Phase 4: CLI & Compilation Wiring

  1. Register in Bazel BUILD Rules: Update cli/api/BUILD to include postgres.ts and utils/postgres.ts under the appropriate library targets.
  2. Wire in cli/index.ts: Currently, the CLI in cli/index.ts explicitly creates a BigQueryDbAdapter on lines 349, 535, and 614.
    • Modify the instantiation logic to check the configured warehouse in the project's dataform.json:
      let dbadapter: IDbAdapter;
      if (projectConfig.warehouse === "postgres") {
        dbadapter = await PostgresDbAdapter.create(finalCredentials);
      } else {
        dbadapter = new BigQueryDbAdapter(finalCredentials);
      }

Phase 5: Modernizing Deprecated Subsystems

  1. SSHTunnelProxy Removal / Mitigation: The old code references SSHTunnelProxy from df/api/ssh_tunnel_proxy, which was completely deleted in the modern version.
    • Recommendation for Supabase: Since Supabase databases are securely accessible over public standard TCP ports with SSL, you do not need SSH tunneling. You should comment out or remove the SSH tunneling block entirely to keep the dependencies lean.
  2. Mock/Rewrite Error Parsing: The old code imports parseRedshiftEvalError from df/api/utils/error_parsing, which is gone. Replace this import with a simple error formatter returning { message: String(error) } in cli/api/utils/error_parsing.ts.

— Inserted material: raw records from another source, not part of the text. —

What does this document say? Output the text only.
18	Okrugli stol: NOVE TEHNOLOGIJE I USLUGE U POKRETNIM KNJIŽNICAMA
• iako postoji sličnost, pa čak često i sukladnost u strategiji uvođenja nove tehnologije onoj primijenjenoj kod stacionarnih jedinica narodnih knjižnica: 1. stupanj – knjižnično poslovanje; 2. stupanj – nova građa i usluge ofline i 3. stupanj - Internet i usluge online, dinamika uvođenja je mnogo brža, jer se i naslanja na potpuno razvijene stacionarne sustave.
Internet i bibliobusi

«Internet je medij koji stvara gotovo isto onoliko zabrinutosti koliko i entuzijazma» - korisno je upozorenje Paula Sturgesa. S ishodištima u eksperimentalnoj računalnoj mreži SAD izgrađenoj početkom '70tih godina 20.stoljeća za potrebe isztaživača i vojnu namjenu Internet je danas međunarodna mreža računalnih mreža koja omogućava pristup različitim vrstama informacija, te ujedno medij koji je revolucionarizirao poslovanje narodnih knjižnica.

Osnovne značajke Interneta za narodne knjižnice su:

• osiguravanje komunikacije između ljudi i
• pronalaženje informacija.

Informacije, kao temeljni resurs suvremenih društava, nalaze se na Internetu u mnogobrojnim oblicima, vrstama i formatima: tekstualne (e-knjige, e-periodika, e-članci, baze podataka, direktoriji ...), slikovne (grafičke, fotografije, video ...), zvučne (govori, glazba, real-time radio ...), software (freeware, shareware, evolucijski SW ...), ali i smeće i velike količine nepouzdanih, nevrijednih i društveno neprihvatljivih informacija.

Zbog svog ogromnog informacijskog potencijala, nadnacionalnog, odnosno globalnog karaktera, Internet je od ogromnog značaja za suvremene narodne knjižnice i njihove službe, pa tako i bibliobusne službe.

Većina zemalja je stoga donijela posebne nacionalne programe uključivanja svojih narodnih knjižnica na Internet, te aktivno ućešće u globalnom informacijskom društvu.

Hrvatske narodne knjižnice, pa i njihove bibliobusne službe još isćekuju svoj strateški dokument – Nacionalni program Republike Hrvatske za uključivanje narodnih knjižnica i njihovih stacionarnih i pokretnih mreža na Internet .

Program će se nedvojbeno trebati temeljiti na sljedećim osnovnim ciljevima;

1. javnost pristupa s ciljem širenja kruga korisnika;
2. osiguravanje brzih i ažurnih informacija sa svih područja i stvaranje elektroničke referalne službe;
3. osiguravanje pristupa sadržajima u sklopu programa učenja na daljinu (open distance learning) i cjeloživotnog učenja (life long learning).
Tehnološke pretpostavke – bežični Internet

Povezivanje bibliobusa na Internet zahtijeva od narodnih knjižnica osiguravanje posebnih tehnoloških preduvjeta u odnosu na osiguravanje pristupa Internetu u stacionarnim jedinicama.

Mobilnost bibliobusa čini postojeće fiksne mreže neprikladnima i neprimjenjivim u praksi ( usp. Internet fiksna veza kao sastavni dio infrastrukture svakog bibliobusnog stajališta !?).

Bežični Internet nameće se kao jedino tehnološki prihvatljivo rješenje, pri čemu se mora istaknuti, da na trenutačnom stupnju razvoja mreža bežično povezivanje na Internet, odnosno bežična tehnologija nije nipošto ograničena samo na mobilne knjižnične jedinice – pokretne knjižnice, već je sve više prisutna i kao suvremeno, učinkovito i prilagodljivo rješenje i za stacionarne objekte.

3. Estimated Effort & Risks

Component Difficulty Est. Time Key Risk
1. Dependencies Easy 1 hour Bazel yarn-lock synchronizations
2. File & Import Relocation Easy 2 hours Correct path mappings
3. Interface Alignment Medium 4 hours Adapting old tables() to return full ITableMetadata
4. CLI Integration Medium 3 hours Handling credentials parsing for JDBC vs BigQuery
5. Testing & Verification Hard 4-6 hours Local docker/postgres fixture setup in Bazel sandbox

Note

Testing this locally within the Bazel environment requires a working local Docker installation so that tools/postgres/postgres_fixture.ts can fetch the @postgres//image and boot up a testing container inside the sandbox.